Au milieu des années 90, il est remonté aux barricades pour dénoncer la fermeture annoncée de l’hôpital francophone Montfort par le gouvernement de Mike Harris. Son insistance combinée à la détermination des Franco-Ontariens a conduit la province à faire marche arrière.
Aujourd’hui, une autre lutte s’annonce pour ce quotidien engagé, non pas pour défendre le fait français, mais pour assurer sa propre survie. Le propriétaire, Groupe Capitales Médias, est enfoncé dans le rouge jusqu’à la noyade. Ce soldat de la francophonie doit trouver lui-même comment garder la tête hors de l’eau.
Il faut bien l’admettre, de sombres nuages planent sur les médias francophones au pays depuis plusieurs années.
On a perdu CKRP, la radio de Falher/Rivière-la-paix en Alberta. D’autres en arrachent comme on le dit familièrement : Plamondon, toujours en Alberta, Gravelbourg en Saskatchewan, Yellowknife dans les Territoires du Nord-Ouest, Iqaluit au Nunavut et Pénétanguishene en Ontario. D’autres peinent à boucler les fins de mois en Nouvelle-Écosse.
Presque tous les journaux ont du mal à maintenir leur espace rédactionnel, faute de pouvoir en payer l’impression.
En septembre 2015, L’Express d’Orléans à Ottawa abandonnait son édition papier. On se demandait alors si ce n’était pas le début d’une triste tendance. On a eu la réponse 16 mois plus tard. L’Express a quitté internet en janvier 2017.
Plus que marchandise et entreprise
Une lueur d’espoir a dissipé quelques nuages l’année dernière. Patrimoine canadien s’est engagé à financer des stages dans les journaux et radios en situation linguistique minoritaire. Un baume sur une plaie pour les radios et journaux qui ont survécu jusqu’à aujourd’hui.
L’Association de la presse francophone (APF) avait accueilli cette nouvelle avec optimisme. «Les médias communautaires doivent regarder vers l’avenir et nous savons que la formation de la relève est un élément clé pour assurer la vitalité de l’information locale dans toutes les régions du pays», avait dit à l’époque Francis Sonier, président de l’APF.
Cela dit, il n’y a pas là de quoi sortir Le Droit du bourbier. Il lui faudra de l’argent sonnant et trébuchant.
On dit souvent qu’un journal est à la fois entreprise et marchandise. C’est parce qu’il doit faire ses frais et des profits. Normal. Mais en démocratie, il est beaucoup plus que cela. Il informe et défend aussi. L’histoire du Droit le confirme.
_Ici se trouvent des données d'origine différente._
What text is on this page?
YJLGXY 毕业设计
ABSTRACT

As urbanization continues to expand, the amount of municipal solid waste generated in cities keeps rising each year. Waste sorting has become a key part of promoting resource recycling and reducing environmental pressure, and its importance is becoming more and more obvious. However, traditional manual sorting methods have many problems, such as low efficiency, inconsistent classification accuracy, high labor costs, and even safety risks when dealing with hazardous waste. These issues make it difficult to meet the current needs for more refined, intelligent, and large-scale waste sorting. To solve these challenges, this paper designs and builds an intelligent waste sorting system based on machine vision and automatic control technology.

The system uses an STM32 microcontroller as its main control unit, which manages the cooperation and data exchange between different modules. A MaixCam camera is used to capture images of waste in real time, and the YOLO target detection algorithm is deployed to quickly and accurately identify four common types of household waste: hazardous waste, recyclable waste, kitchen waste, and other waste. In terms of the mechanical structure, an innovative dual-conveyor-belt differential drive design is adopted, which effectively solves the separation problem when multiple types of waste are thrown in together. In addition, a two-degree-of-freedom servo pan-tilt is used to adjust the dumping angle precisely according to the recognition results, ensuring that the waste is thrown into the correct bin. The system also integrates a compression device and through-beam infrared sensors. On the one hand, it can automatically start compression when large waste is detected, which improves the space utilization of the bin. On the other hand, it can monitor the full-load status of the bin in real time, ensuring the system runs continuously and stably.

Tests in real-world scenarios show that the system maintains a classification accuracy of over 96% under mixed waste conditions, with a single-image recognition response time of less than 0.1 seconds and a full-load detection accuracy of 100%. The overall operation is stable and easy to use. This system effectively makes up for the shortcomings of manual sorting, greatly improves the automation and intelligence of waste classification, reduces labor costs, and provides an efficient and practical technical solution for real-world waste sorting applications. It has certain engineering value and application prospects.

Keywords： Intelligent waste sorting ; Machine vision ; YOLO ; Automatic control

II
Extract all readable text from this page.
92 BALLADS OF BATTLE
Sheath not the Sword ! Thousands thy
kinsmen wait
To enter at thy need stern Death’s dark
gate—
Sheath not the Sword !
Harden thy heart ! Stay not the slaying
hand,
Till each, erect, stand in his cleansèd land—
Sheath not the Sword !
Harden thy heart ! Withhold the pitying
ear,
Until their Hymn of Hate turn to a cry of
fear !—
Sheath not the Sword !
Ce quotidien n’a pas fait que de la nouvelle depuis sa naissance. Il a pris position sur des enjeux fondamentaux pour la francophonie. Il est un véritable intervenant qui a contribué à faire de sa société un monde plus égalitaire.
Un journal, c’est aussi la manifestation et l’expression d’une culture et d’un peuple.
J’étais en poste à CBKF, la radio de Radio-Canada en Saskatchewan. Des journaux lancés sans trop de manières trainaient sur une table : Globe and Mail, Star Phoenix, Leader Post. Les titres s’étalaient en anglais… Et puis tout à coup, j’ai aperçu un mot français qui dépassait : «vive». Je sors le journal de l’empilade. Il était le plus modeste de tous en taille. À mes yeux toutefois, il était le plus grand. Je venais de découvrir L’Eau vive.
L’ouvrir, c’était comme entendre les échos de la langue française venus de l’immensité des vastes plaines de l’Ouest canadien sous le plus grand ciel qu’il m’avait été donné de voir. En même temps, ces pages me donnaient la certitude que des Fransaskois vivaient dans ce vaste univers et qu’il partageait ma culture et ma langue.
Souhaitons que Le Droit continue d’être l’expression de la communauté franco-ontarienne dans sa lutte et sa quête d’égalité, ainsi que la manifestation d’un peuple qu’il a informé et défendu depuis sa naissance.